Solté el vaso al instante, el agua se derramó sobre la alfombra. Me quedé mirando fijamente el desastre que había causado, incapaz de enfrentar sus ojos. Sentía una mezcla de vergüenza y nerviosismo que me quemaba por dentro.

—Perdóneme, ando un poco torpe el día de hoy —me disculpé rápidamente, sintiendo cómo el rubor subía a mis mejillas.

—Ya veo. Si su actitud siempre será de esa manera, me temo que no podré contratarla. El puesto que se requiere es como asistente personal del CEO, y no queremos que suceda un accidente, ¿o sí?

—Creí que el puesto era de programadora o algo similar —dije, tratando de calmar mi respiración acelerada, con mi mente aún luchando por entender lo que estaba ocurriendo.

—Acabo de tomar la decisión de que necesito un asistente —se flexionó ligeramente para quedar a mi altura y llevó su mano a mi barbilla, alzando mi cabeza que aún permanecía agachada. —También debo mencionar que me gusta que me vean cuando hablo —añadió con una pizca de arrogancia en su tono.

—¿Usted es el CEO? —pregunté, intentando apartar la mirada, sintiendo su presencia abrumadora y sofocante.

—Mi nombre es Dylan Hans, dueño de la compañía a la que usted acudió a solicitar trabajo.

—Creí que mi solicitud era para programación —respondí, aún más confundida por la situación.

—¿Cómo puede ser para programación?

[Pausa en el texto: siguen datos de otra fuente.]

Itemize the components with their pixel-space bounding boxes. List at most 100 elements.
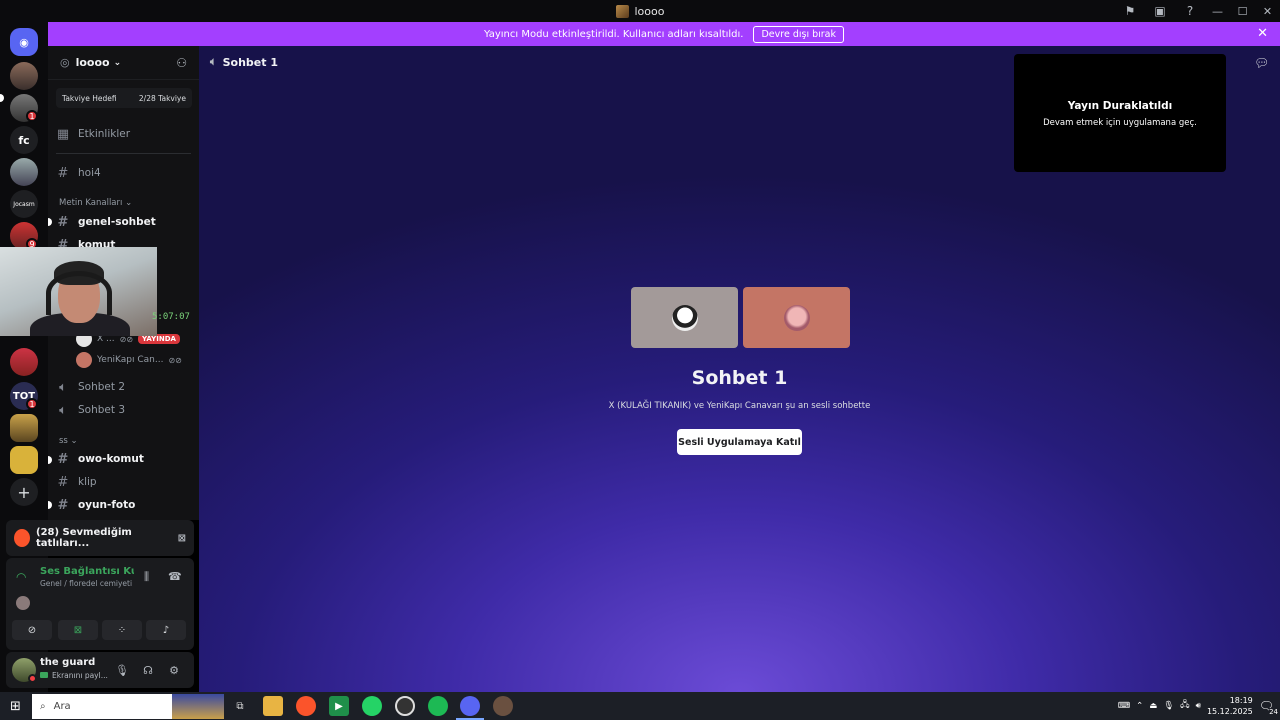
server-icon[interactable] xyxy=(10,348,38,376)
clock[interactable]: 18:19 15.12.2025 xyxy=(1207,695,1253,717)
voice-channel-sohbet-2[interactable]: 🔈︎ Sohbet 2 xyxy=(56,377,196,397)
participant-tile[interactable] xyxy=(631,287,738,348)
category-text-channels[interactable]: Metin Kanalları ⌄ xyxy=(59,198,132,208)
game-app-icon[interactable] xyxy=(493,696,513,716)
spotify-icon[interactable] xyxy=(428,696,448,716)
channel-genel-sohbet[interactable]: # genel-sohbet xyxy=(56,212,196,232)
join-voice-button[interactable]: Sesli Uygulamaya Katıl xyxy=(677,429,802,455)
windows-start-icon[interactable]: ⊞ xyxy=(10,699,21,714)
channel-label: Sohbet 2 xyxy=(78,381,126,393)
server-icon[interactable] xyxy=(10,446,38,474)
server-icon[interactable] xyxy=(10,62,38,90)
app-icon xyxy=(615,4,629,18)
voice-channel-main: 🔈︎ Sohbet 1 💬︎ Yayın Duraklatıldı Devam … xyxy=(199,46,1280,692)
close-icon[interactable]: ✕ xyxy=(1257,26,1268,41)
voice-status[interactable]: Ses Bağlantısı Kuruldu xyxy=(40,566,134,577)
headphones-icon xyxy=(46,271,112,315)
paused-subtitle: Devam etmek için uygulamana geç. xyxy=(1043,118,1197,128)
disconnect-icon[interactable]: ☎ xyxy=(168,570,182,583)
whatsapp-icon[interactable] xyxy=(362,696,382,716)
server-icon[interactable] xyxy=(10,158,38,186)
voice-connection-panel: ◠ Ses Bağlantısı Kuruldu Genel / florede… xyxy=(6,558,194,650)
channel-label: owo-komut xyxy=(78,453,144,465)
keyboard-icon[interactable]: ⌨ xyxy=(1118,701,1130,711)
taskbar: ⊞ ⌕ Ara ⧉ ▶ ⌨ ⌃ ⏏ 🎙︎ 🖧︎ 🔊︎ 18:19 15.12.2… xyxy=(0,692,1280,720)
microphone-icon[interactable]: 🎙︎ xyxy=(112,660,132,680)
chat-icon[interactable]: 💬︎ xyxy=(1254,56,1269,70)
channel-label: oyun-foto xyxy=(78,499,136,511)
inbox-icon[interactable]: ▣ xyxy=(1145,0,1175,22)
search-box[interactable]: ⌕ Ara xyxy=(32,694,224,719)
brave-browser-icon[interactable] xyxy=(296,696,316,716)
invite-user-icon[interactable]: ⚇ xyxy=(176,56,187,70)
server-icon[interactable] xyxy=(10,414,38,442)
stream-paused-popup[interactable]: Yayın Duraklatıldı Devam etmek için uygu… xyxy=(1014,54,1226,172)
channel-header: 🔈︎ Sohbet 1 xyxy=(210,55,278,69)
chevron-up-icon[interactable]: ⌃ xyxy=(1136,701,1143,711)
camera-off-button[interactable]: ⊘ xyxy=(12,620,52,640)
notifications-icon[interactable]: 🗨︎ 24 xyxy=(1259,699,1278,716)
task-view-icon[interactable]: ⧉ xyxy=(230,696,250,716)
search-icon: ⌕ xyxy=(40,701,46,712)
microphone-tray-icon[interactable]: 🎙︎ xyxy=(1163,701,1174,711)
participant-tile[interactable] xyxy=(743,287,850,348)
play-store-icon[interactable]: ▶ xyxy=(329,696,349,716)
soundboard-button[interactable]: ♪ xyxy=(146,620,186,640)
channel-oyun-foto[interactable]: # oyun-foto xyxy=(56,495,196,515)
minimize-button[interactable]: — xyxy=(1205,0,1230,22)
hash-icon: # xyxy=(57,165,69,181)
voice-channel-subtitle: X (KULAĞI TIKANIK) ve YeniKapı Canavarı … xyxy=(608,401,871,411)
share-screen-button[interactable]: ⊠ xyxy=(58,620,98,640)
discord-taskbar-icon[interactable] xyxy=(460,696,480,716)
activity-text: (28) Sevmediğim tatlıları... xyxy=(36,527,132,549)
obs-icon[interactable] xyxy=(395,696,415,716)
file-explorer-icon[interactable] xyxy=(263,696,283,716)
window-title: loooo xyxy=(634,4,665,18)
settings-gear-icon[interactable]: ⚙ xyxy=(164,660,184,680)
date: 15.12.2025 xyxy=(1206,707,1253,716)
volume-icon[interactable]: 🔊︎ xyxy=(1196,701,1201,711)
voice-user[interactable]: YeniKapı Can... ⊘⊘ xyxy=(76,351,182,369)
speaker-icon: 🔈︎ xyxy=(210,55,217,68)
time: 18:19 xyxy=(1229,696,1253,705)
channel-klip[interactable]: # klip xyxy=(56,472,196,492)
server-header[interactable]: ◎ loooo ⌄ ⚇ xyxy=(48,46,199,80)
divider xyxy=(56,153,191,154)
boost-goal[interactable]: Takviye Hedefi 2/28 Takviye xyxy=(56,88,192,108)
hash-icon: # xyxy=(57,214,69,230)
voice-location[interactable]: Genel / floredel cemiyeti xyxy=(40,579,132,588)
category-ss[interactable]: ss ⌄ xyxy=(59,436,78,446)
activity-panel[interactable]: (28) Sevmediğim tatlıları... ⊠ xyxy=(6,520,194,556)
server-icon[interactable]: Jocasm xyxy=(10,190,38,218)
flag-icon[interactable]: ⚑ xyxy=(1115,0,1145,22)
channel-owo-komut[interactable]: # owo-komut xyxy=(56,449,196,469)
maximize-button[interactable]: ☐ xyxy=(1230,0,1255,22)
stop-stream-icon[interactable]: ⊠ xyxy=(178,533,186,544)
events-label: Etkinlikler xyxy=(78,128,131,140)
events-item[interactable]: ▦ Etkinlikler xyxy=(56,124,196,144)
user-name[interactable]: the guard xyxy=(40,657,95,668)
disable-streamer-mode-button[interactable]: Devre dışı bırak xyxy=(753,25,845,43)
window-title-group: loooo xyxy=(0,0,1280,22)
discord-home-icon[interactable]: ◉ xyxy=(10,28,38,56)
network-icon[interactable]: 🖧︎ xyxy=(1180,699,1189,713)
boost-goal-progress: 2/28 Takviye xyxy=(138,93,186,103)
unread-indicator xyxy=(48,501,52,509)
voice-channel-sohbet-3[interactable]: 🔈︎ Sohbet 3 xyxy=(56,400,196,420)
brave-icon xyxy=(14,529,31,547)
headphones-icon[interactable]: ☊ xyxy=(138,660,158,680)
server-status-icon: ◎ xyxy=(60,56,70,69)
channel-label: klip xyxy=(78,476,97,488)
noise-suppression-icon[interactable]: ⫼ xyxy=(144,570,149,584)
usb-icon[interactable]: ⏏ xyxy=(1149,701,1157,711)
screen-share-icon xyxy=(40,672,48,678)
channel-hoi4[interactable]: # hoi4 xyxy=(56,163,196,183)
help-icon[interactable]: ? xyxy=(1175,0,1205,22)
voice-user-name: YeniKapı Can... xyxy=(97,355,164,365)
signal-icon: ◠ xyxy=(16,570,27,584)
close-window-button[interactable]: ✕ xyxy=(1255,0,1280,22)
add-server-icon[interactable]: + xyxy=(10,478,38,506)
server-icon-fc[interactable]: fc xyxy=(10,126,38,154)
activities-button[interactable]: ⁘ xyxy=(102,620,142,640)
unread-indicator xyxy=(48,218,52,226)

Si no estipula el puesto que deseaba, seguro mi secretaria la asignó a mí —se acercó más, su proximidad me hacía sentir atrapada. —¿Por qué tiemblas, corderito?

Me puse en pie de inmediato, dejándolo flexionado, y comencé a caminar hacia la puerta, decidida a no aceptar un puesto que me generaba tanto temor.

—Lo siento, pero tendré que irme, no me interesa ser su asistente —hablé con firmeza, intentando ocultar mi turbación.

Tomé la perilla de la puerta, pero antes de que pudiera abrirla, él puso su mano sobre la mía, deteniéndome en seco. Su toque era firme y dominante, enviando un escalofrío a través de mi piel.

—No te presionaré, pero si quieres el puesto, es tuyo; no pienso contratar a nadie más —dijo, y me giré para encontrarme con sus ojos, que ahora parecían más oscuros y penetrantes. Su aliento cálido rozó mi piel, haciendo que me estremeciera.

—¿Por qué? —pregunté, en un susurro, intentando descifrar su mirada.

Él se me quedó viéndome en silencio durante unos minutos que parecieron eternos, sus ojos explorando cada rincón de mi alma. Finalmente, desvié la mirada, incapaz de sostener su intensa mirada.

No puedo seguir viendo esos ojos.

Él retiró su mano de la puerta, dándome más espacio, y sentí un alivio momentáneo al respirar con más libertad. Agradecí al cielo por esa pequeña distancia.

—No lo sé —susurró. —Me resultas familiar, tal vez sea por eso. ¿Tomarás el puesto, Jenny?

Me quedé en silencio, sopesando sus palabras y la mezcla de emociones que me invadían. Algo en su tono y en sus ojos me decía que había más en juego de lo que él dejaba ver. Mi mente seguía llena de dudas y desconfianza, pero también de una curiosidad inexplicable.

—Lo pensaré —dije finalmente, sin comprometerme del todo, y con eso abrí la puerta y me marché, dejando atrás la intensidad de sus ojos y el misterio que parecía envolverlo. Pero mientras me alejaba, no pude evitar sentir que esa no sería la última vez que nuestros caminos se cruzarían. Algo en mi interior me decía que, quiera o no, mi destino estaba más entrelazado con el de Dylan Hans de lo que podía imaginar.